In other cancers, such as triple negative breast cancer and head and neck squamous cell carcinoma, Pembrolizumab combined with neoadjuvant chemotherapy has shown promising antitumor activity and clinical efficacy. At present, immunotherapy is also being explored in the perioperative period of gastric cancer, such as the phase III clinical study of KEYKEYNOTE 585 perioperative chemotherapy for gastric cancer combined with or without PD-1 inhibitor, and the clinical study of mFOLFOX combined with PD-1 inhibitor for the treatment of gastroesophageal conjoint adenocarcinoma or gastric adenocarcinoma in perioperative period (NCT03488667), etc. In order to provide a new clinical thinking for the treatment of locally advanced gastric cancer.

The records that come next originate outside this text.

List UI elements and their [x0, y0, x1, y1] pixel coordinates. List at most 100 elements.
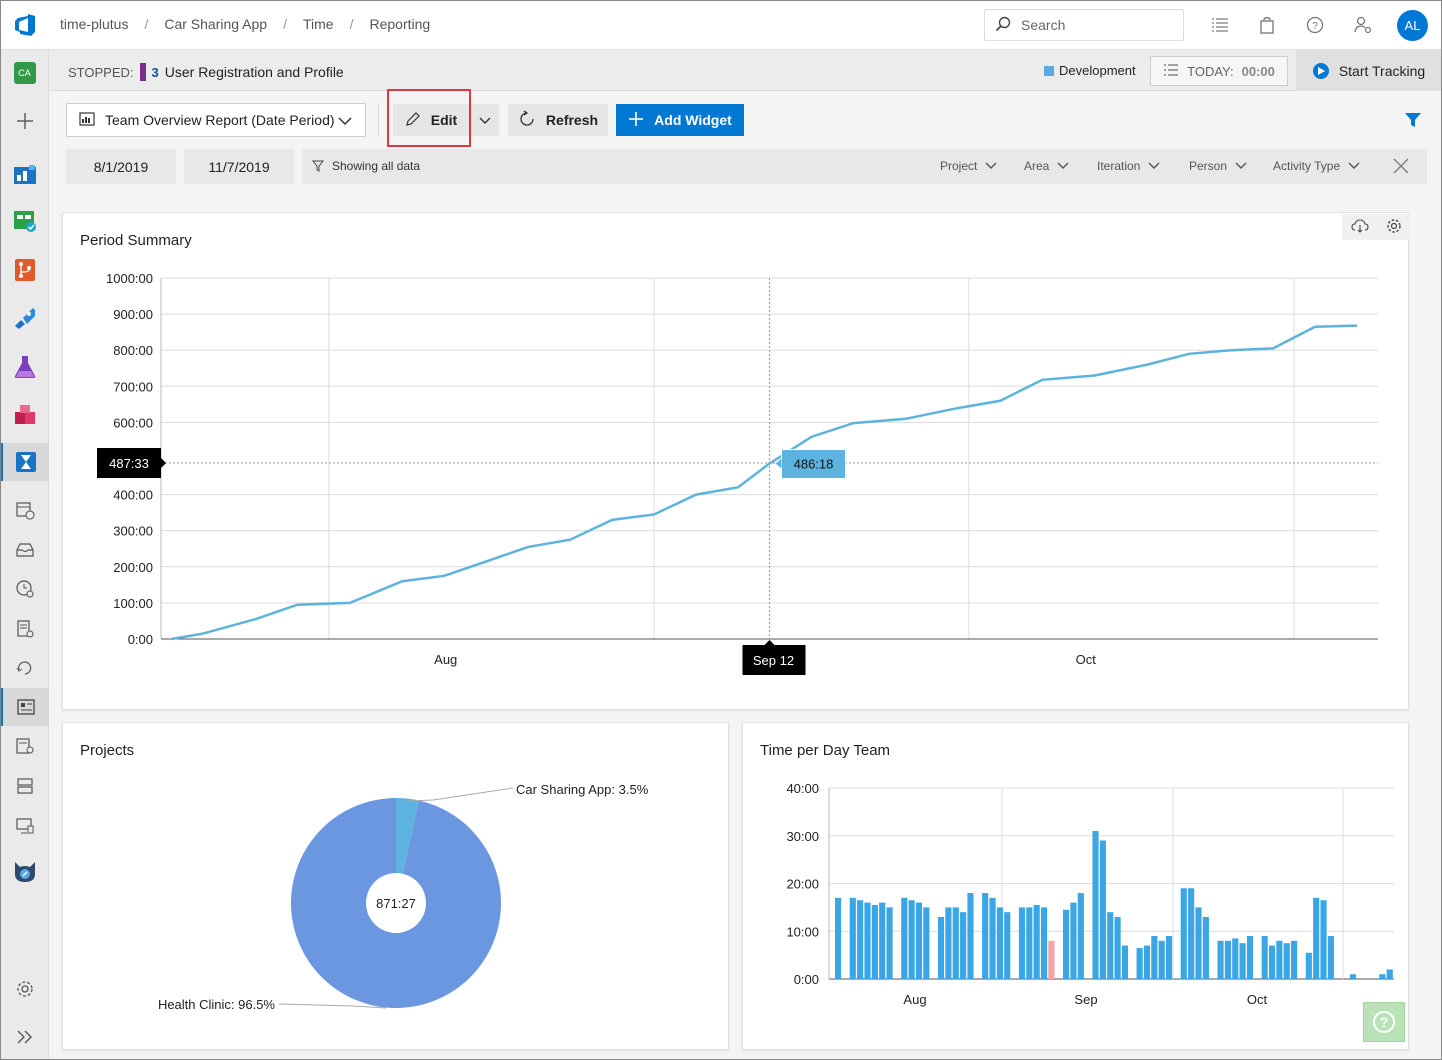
day-bar: [1283, 943, 1290, 979]
day-bar: [871, 904, 878, 979]
showing-all-data: Showing all data: [312, 159, 420, 173]
breadcrumb-project[interactable]: Car Sharing App: [164, 16, 268, 32]
day-bar: [1202, 916, 1209, 979]
help-icon[interactable]: ?: [1304, 14, 1326, 36]
breadcrumb-separator: /: [283, 16, 287, 32]
start-date-picker[interactable]: 8/1/2019: [66, 149, 176, 184]
projects-title: Projects: [80, 742, 135, 759]
crosshair-y-label: 487:33: [109, 456, 149, 471]
day-bar: [901, 897, 908, 979]
y-tick-label: 0:00: [128, 632, 153, 647]
area-filter-label: Area: [1024, 159, 1050, 173]
breadcrumb-org[interactable]: time-plutus: [60, 16, 129, 32]
chevron-down-icon: [985, 162, 997, 169]
edit-dropdown-button[interactable]: [471, 104, 499, 136]
help-fab-button[interactable]: ?: [1363, 1002, 1405, 1042]
crosshair-y-tag-arrow: [161, 458, 166, 469]
day-bar: [1217, 940, 1224, 979]
y-tick-label: 200:00: [113, 560, 153, 575]
edit-button[interactable]: Edit: [393, 104, 469, 136]
day-bar: [1040, 907, 1048, 979]
refresh-label: Refresh: [545, 112, 599, 128]
project-badge[interactable]: CA: [0, 54, 49, 92]
day-bar: [923, 907, 930, 979]
work-item-number[interactable]: 3: [151, 64, 159, 80]
cloud-download-icon[interactable]: [1350, 218, 1369, 236]
boards-icon[interactable]: [0, 202, 49, 240]
work-items-list-icon[interactable]: [1209, 14, 1231, 36]
project-settings-gear-icon[interactable]: [0, 970, 49, 1008]
refresh-icon: [518, 109, 536, 131]
chevron-down-icon: [1148, 162, 1160, 169]
inbox-icon[interactable]: [0, 531, 49, 569]
day-bar: [1261, 936, 1268, 979]
refresh-button[interactable]: Refresh: [508, 104, 608, 136]
day-bar: [1070, 902, 1077, 979]
recurring-icon[interactable]: [0, 649, 49, 687]
reporting-icon[interactable]: [0, 688, 49, 726]
chevron-down-icon: [1057, 162, 1069, 169]
filter-funnel-icon[interactable]: [1404, 112, 1422, 131]
today-label: TODAY:: [1187, 63, 1234, 79]
pie-slice-car-sharing-app: [396, 798, 419, 874]
repos-icon[interactable]: [0, 251, 49, 289]
cat-extension-icon[interactable]: [0, 852, 49, 890]
server-icon[interactable]: [0, 767, 49, 805]
time-view-icon[interactable]: [0, 570, 49, 608]
projects-widget: Projects 871:27 Car Sharing App: 3.5% Heal…: [62, 722, 729, 1050]
start-tracking-button[interactable]: Start Tracking: [1296, 50, 1442, 91]
overview-icon[interactable]: [0, 155, 49, 193]
person-filter-dropdown[interactable]: Person: [1189, 159, 1247, 173]
pipelines-icon[interactable]: [0, 299, 49, 337]
breadcrumb-reporting[interactable]: Reporting: [369, 16, 431, 32]
play-icon: [1312, 62, 1329, 79]
search-box[interactable]: Search: [984, 9, 1184, 41]
day-bar: [1092, 830, 1099, 979]
clear-filters-close-icon[interactable]: [1392, 157, 1410, 178]
pie-total-label: 871:27: [376, 896, 416, 911]
activity-type[interactable]: Development: [1044, 63, 1136, 78]
end-date-picker[interactable]: 11/7/2019: [184, 149, 294, 184]
x-month-label: Oct: [1076, 652, 1097, 667]
start-tracking-label: Start Tracking: [1338, 62, 1426, 79]
work-item-title[interactable]: User Registration and Profile: [164, 64, 344, 80]
activity-type-filter-label: Activity Type: [1273, 159, 1341, 173]
breadcrumb-time[interactable]: Time: [302, 16, 334, 32]
edit-label: Edit: [430, 112, 458, 128]
report-selector[interactable]: Team Overview Report (Date Period): [66, 103, 366, 137]
y-tick-label: 0:00: [794, 972, 819, 987]
day-bar: [945, 907, 952, 979]
y-tick-label: 800:00: [113, 343, 153, 358]
add-widget-button[interactable]: Add Widget: [616, 104, 744, 136]
user-avatar[interactable]: AL: [1397, 10, 1428, 41]
widget-settings-gear-icon[interactable]: [1386, 218, 1402, 237]
projects-pie-chart: 871:27 Car Sharing App: 3.5% Health Clinic…: [158, 782, 649, 1012]
report-settings-icon[interactable]: [0, 727, 49, 765]
user-settings-icon[interactable]: [1352, 14, 1374, 36]
day-bar: [1320, 900, 1327, 979]
chevron-down-icon: [337, 113, 353, 132]
day-bar: [996, 907, 1003, 979]
funnel-outline-icon: [312, 160, 324, 172]
test-plans-icon[interactable]: [0, 348, 49, 386]
filter-bar: Showing all data Project Area Iteration …: [302, 149, 1427, 184]
pie-slice-label: Car Sharing App: 3.5%: [516, 782, 649, 797]
add-icon[interactable]: [0, 102, 49, 140]
calendar-time-icon[interactable]: [0, 491, 49, 529]
day-bar: [1276, 940, 1283, 979]
monitor-icon[interactable]: [0, 807, 49, 845]
expand-chevrons-icon[interactable]: [0, 1018, 49, 1056]
search-icon: [995, 16, 1011, 35]
timesheet-icon[interactable]: [0, 610, 49, 648]
azure-devops-logo-icon[interactable]: [13, 13, 37, 37]
time-tracker-icon[interactable]: [0, 443, 49, 481]
cumulative-time-line: [171, 324, 1358, 641]
marketplace-bag-icon[interactable]: [1256, 14, 1278, 36]
area-filter-dropdown[interactable]: Area: [1024, 159, 1069, 173]
project-filter-dropdown[interactable]: Project: [940, 159, 997, 173]
today-total[interactable]: TODAY: 00:00: [1150, 56, 1288, 86]
iteration-filter-dropdown[interactable]: Iteration: [1097, 159, 1160, 173]
activity-type-filter-dropdown[interactable]: Activity Type: [1273, 159, 1360, 173]
day-bar: [1151, 936, 1158, 979]
artifacts-icon[interactable]: [0, 396, 49, 434]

This is a multicenter, double-blind, randomized, phase 2 trial to investigate the efficacy and safety of serlulimab combined with nab-paclitaxel plus SOX versus nab-paclitaxel plus SOX alone as neoadjuvant treatment for locally advanced GC or AEG. The goal of this clinical trial is to learn if serlulimab combined with nab-paclitaxel plus SOX as neoadjuvant treatment for locally advanced AEG/GC.